Physics-informed dynamic latent space models

How can Digital Twins incorporate observed data into an underlying “digital” finite element model?

This is a quick summary of my IIB Masters project, titled “Dynamic latent spaces with statistical finite elements”, for submission to the MEng Engineering degree, for which I was awarded a 1st class and a Distinction. I was supervised by Prof. Mark Girolami in the Computational Statistics and Machine Learning group in the Department of Civil Engineering at the University of Cambridge.

Publications:

Motivation

There are many natural physical phenomena in the world that can be modelled by partial differential equations (PDEs) that evolve both in space and time. The goal of modelling these phenomena with these equations is to estimate the underlying variables. A few quick examples:

Waves on a string can be modelled with the wave equation (the underlying variable is the wave amplitude):

\[\frac{\partial^2 u}{\partial t^2}-c^2 \frac{\partial^2 u}{\partial x^2}=0\]

drawing

Cnoidal waves in shallow water can be modelled with the Korteweg-de Vries equation:

\[\frac{\partial u}{\partial t}+u \frac{\partial u}{\partial x}+\delta^2 \frac{\partial^3 u}{\partial x^3}=0\]

drawing [1]

Heat transfer (the underlying variable is temperature), chemical reaction-diffusion (the underlying variable is chemical concentration), structural strain, electromagnetic fields…

The classical solution to these modelling problems often uses the finite element method (FEM), which breaks the domain down into a number of finite elements and numerically solves the PDE. In the example below, discretising the domain into simple shapes has allowed estimation of the underlying electromagnetic field.

drawing [3]

The problem with FEM is that it is not in any way related to the real world; there is no way to integrate observed data into the model.
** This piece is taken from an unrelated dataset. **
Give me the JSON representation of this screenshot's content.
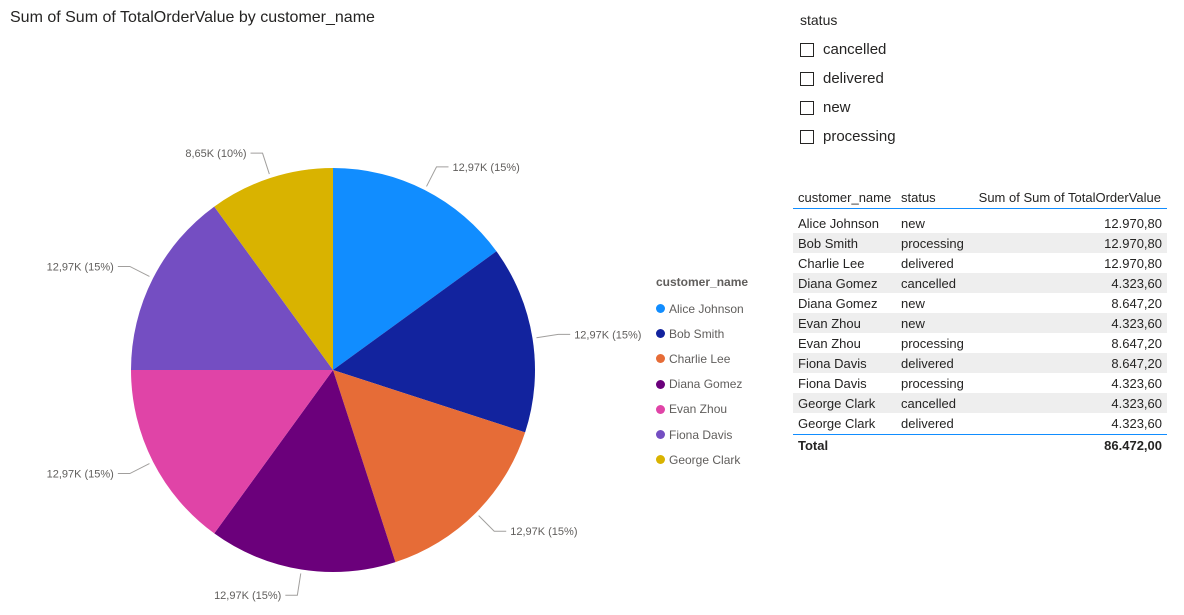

The model is deterministic; if it is not exactly correct, then the estimates might not actually be what observed data looks like. Furthermore, this means that the model cannot say anything about the real-time state of the phenomena.
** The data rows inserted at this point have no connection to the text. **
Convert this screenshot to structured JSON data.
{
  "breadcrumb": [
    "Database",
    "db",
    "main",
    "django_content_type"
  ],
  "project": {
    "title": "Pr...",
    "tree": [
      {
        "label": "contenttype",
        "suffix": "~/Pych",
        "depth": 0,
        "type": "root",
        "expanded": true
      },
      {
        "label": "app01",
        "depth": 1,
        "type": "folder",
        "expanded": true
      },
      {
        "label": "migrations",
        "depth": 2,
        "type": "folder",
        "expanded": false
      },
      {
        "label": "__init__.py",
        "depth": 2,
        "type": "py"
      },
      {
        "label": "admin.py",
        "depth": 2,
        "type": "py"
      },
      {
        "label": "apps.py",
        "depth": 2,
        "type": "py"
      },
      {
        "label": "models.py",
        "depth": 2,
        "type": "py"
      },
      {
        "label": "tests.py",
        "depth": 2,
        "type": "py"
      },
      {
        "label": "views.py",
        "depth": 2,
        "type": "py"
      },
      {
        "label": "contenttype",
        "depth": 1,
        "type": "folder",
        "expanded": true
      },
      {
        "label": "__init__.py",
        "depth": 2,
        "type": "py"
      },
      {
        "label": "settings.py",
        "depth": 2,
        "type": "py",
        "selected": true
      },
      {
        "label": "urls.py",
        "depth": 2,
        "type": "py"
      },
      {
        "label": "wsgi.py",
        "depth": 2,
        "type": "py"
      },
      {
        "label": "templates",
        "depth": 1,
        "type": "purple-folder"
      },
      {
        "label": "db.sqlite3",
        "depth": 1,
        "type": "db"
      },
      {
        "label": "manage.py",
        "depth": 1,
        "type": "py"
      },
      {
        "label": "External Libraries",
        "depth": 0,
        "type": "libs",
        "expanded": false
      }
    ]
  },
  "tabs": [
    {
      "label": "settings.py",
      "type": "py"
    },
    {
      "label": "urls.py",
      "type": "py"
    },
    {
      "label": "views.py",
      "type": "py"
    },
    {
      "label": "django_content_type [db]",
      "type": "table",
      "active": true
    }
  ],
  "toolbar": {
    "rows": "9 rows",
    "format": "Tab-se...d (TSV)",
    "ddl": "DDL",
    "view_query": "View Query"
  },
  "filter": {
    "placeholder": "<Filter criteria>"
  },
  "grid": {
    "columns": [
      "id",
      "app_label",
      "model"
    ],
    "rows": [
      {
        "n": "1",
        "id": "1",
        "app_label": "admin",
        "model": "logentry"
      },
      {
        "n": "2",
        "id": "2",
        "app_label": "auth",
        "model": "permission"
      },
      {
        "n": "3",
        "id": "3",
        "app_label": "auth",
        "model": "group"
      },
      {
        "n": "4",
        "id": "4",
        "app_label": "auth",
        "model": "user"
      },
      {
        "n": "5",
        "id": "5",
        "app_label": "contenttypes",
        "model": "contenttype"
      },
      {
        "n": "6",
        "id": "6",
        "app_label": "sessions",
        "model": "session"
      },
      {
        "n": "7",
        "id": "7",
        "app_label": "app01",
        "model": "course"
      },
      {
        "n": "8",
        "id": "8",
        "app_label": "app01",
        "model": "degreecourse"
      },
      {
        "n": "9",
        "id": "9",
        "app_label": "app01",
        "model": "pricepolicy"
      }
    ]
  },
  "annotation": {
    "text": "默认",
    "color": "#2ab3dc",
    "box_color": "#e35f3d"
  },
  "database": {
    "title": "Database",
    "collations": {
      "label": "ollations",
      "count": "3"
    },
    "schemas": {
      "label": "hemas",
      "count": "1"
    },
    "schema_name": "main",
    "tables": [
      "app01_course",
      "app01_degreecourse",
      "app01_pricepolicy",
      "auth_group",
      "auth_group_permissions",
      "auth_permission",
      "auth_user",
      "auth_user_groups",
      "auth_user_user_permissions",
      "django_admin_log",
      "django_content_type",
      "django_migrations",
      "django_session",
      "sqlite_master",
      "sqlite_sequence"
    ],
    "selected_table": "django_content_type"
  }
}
The data-driven approach to these science and engineering problems involves integrating observed data to improve the physical model, for example:

Observed waves in a lab:	Observed cnoidal waves in the field:
	[2]

By doing this, we can do the following:

Estimate the underlying variables given the data and the assumed physical model;
Calibrate a misspecified model in the face of noisy, observed data;
Predict what the phenomena will look like in the future;
Quantify the uncertainty of solutions in an interpretable statistical framework.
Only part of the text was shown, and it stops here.